Nachhaltige Energieversorgung als interessanter Businesscase
Thomas Wickarts Ausführungen zeigten aber auch: Im Rahmen der nachhaltigen Energieversorgung braucht es gescheite Lösungen für die zahlreichen Schnittstellen sowie die etappierte Umsetzung der Energieversorgung. Die Schnittstellen zwischen den Baufeldern und Etappen wurden durch Rahmenverträge für die gesamten Komponenten des Energieversorgungsnetzes optimiert. Ausgeschrieben wurden diese von der Bauherrschaft. Dadurch gebe es trotz der Vergabe der Arbeiten an mehrere Totalunternehmer kein Sammelsurium an technischen Anlagen auf dem Areal, sondern einheitliche Lösungen, so Wickart. Das wiederum vereinfacht die Wartung der Anlagen und ermöglichte auch die Einbindung aller Komponenten der Gebäudeautomation in eine zentrale Steuerung. Diese regelt aufgrund von Erfahrungswerten aus den Verbrauchsdaten sowie dem Wetterbericht die Energieproduktion vorausschauend. So ist etwa sichergestellt, dass nicht genau dann mit den Wärmepumpen heisses Wasser produziert werden muss, wenn auch alle E-Autos an den Ladestationen hängen. Dadurch können Spitzen gebrochen und die Kosten für die Energieversorgung reduziert werden.

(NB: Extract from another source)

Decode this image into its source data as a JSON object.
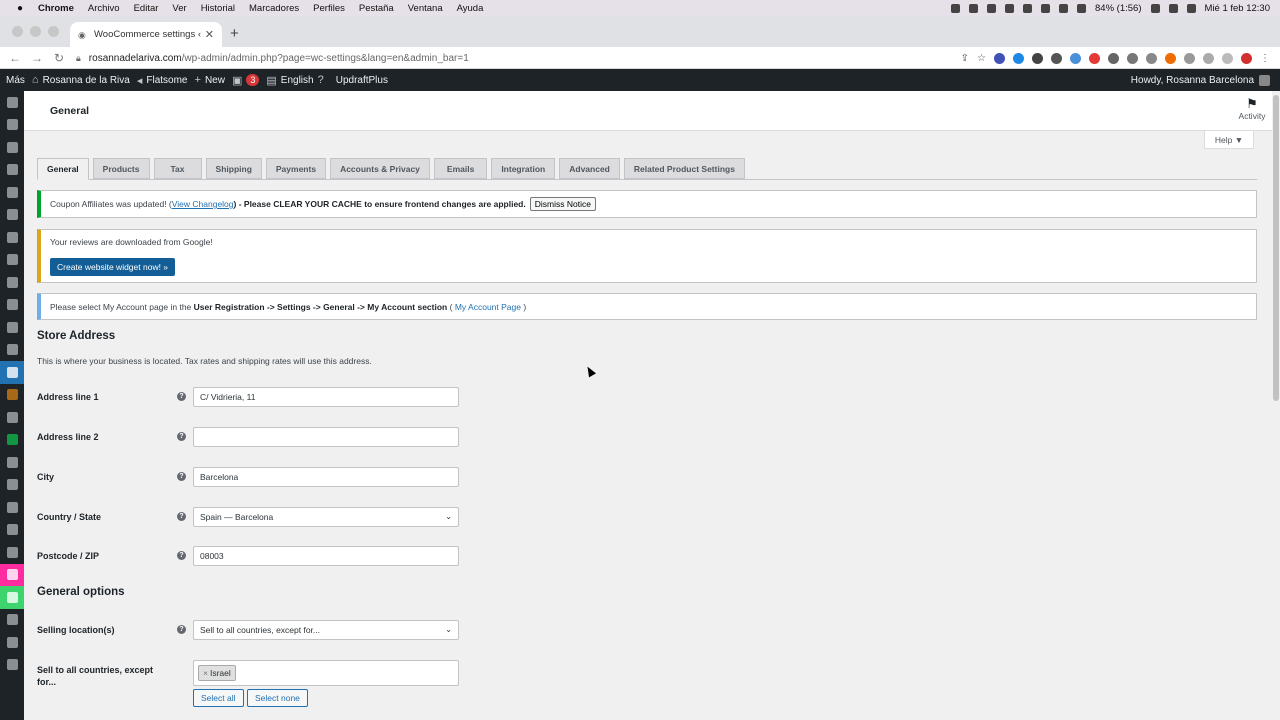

Die ans Referat anschliessenden kurzen Workshops zeigten, dass die Lösungen aus dem Papieri-Areal durchaus Antworten auf Fragestellung liefern, mit denen die anwesenden Bauherrenberaterinnen und -berater in ihrem Berufsalltag bei grösseren Projekten konfrontiert sind. Zu den wohl spannendsten Erkenntnissen gehörte sicher, dass Systeme für die nachhaltige Energieversorgung dieser Grössenordnung für Investoren durchaus ein interessantes Businessmodell sein können: «Gerade im Sommer werden wir künftig Stromüberschüsse haben – wenn man diese für die Arealversorgung selber nutzen, oder eine Erweiterung des Systems für die Stabilisierung des Stromnetzes nutzen kann, wird das Businessmodell spannend erweitert.», brachte es Thomas Wickart auf den Punkt. Finanziell interessant ist auf dem Papieri-Areal aber auch die Versorgung der Wohnbauten mit nachhaltig gewonnener Kälte: «Gerade bei hochpreisigen Eigentumswohnungen ist das ein zusätzliches Verkaufsargument», sagte Wickart. Kommt dazu: Gerade bei grösseren Arealen mit unterschiedlichen Nutzungen kann Kälte im Wärmepumpenbetrieb direkt genutzt werden, was die Gesamteffizienz der Energieversorgung massgeblich verbessert.